June 20, 2006
Even before I knew about Fullmetal Alchemist, I understood alchemy’s First Law of Equivalent Exchange: “To obtain, something of equal value must be lost.” So, when I started collecting anime in earnest, I looked to do some online trading. Back in the early '90s, after all, there were only a handful of commercially available titles.

I created a website based on one of the few network TV cartoon shows I could respect: Dungeons & Dragons. I’d taped all 27 episodes of its three seasons off of cable. On Betamax, no less. So I mentioned on the site that I was looking to trade tapes, anime preferred but not required, in exchange for the 27 eps of D&D.

It wasn’t a flood of offers; more like I turned on a faucet, which resulted in a steady stream of offers. At first I was nervous about intellectual property and all that jazz, but the Copyright Police never came a-knocking, even though (and this is 2006!) D&D is still not available in Region 1 DVDs! I’ve found airchecks from the attempt to show it on Fox a few years back, but they added the network watermark and an unscheduled commercial break, so I still think my clients got the better product.
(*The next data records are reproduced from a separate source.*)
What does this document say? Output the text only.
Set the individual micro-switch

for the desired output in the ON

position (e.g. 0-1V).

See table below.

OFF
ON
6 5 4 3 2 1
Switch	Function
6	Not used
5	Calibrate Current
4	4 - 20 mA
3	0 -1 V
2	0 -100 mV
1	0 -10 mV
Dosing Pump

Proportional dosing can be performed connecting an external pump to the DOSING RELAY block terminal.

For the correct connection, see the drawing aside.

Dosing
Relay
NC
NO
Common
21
What I got was a massive, diverse look into anime. Most folks would be guided by their personal tastes and whatever happens to be at the stores. I was offered titles I’d never heard of and knew nothing about, including these buried treasures:
  • Kenji Tsuruta’s Spirit of Wonder: Miss China’s Ring. There is simply nothing quite like this OVA. Nineteenth-century sci-fi, romance, and a heroine who’s blessedly post-adolescent but still has some of the same anxieties. The artwork is fantastic, the story is unexpected.
  • Studio Ghibli’s On Your Mark. Same song, second verse as I got Hayao Miyazaki’s music video. A futuristic mishmash of doomsday cults, Chernobyl, and the need to Do the Right Thing even if it means bucking authority. I could watch this every day just to pick out the little things, like Mister Cool kissing the Angel’s hand when he sets her free (of course his name is Mister Cool: what else would you call a guy who wears sunglasses inside his hazmat suit?) Six and a half perfect minutes.
  • Vampire Princess Miyu. This four-part OVA truly captures the quasi-Gothic feel of the best Japanese horror films. The title adolescent vampire and the flawed exorcist have a fascinating relationship; the overall mood is languid, dreamlike. Nothing would even come close to this masterpiece until Boogiepop Phantom.
I “lost” some bucks in blank tape and Priority Mail fees, but I definitely got the better part of the exchange.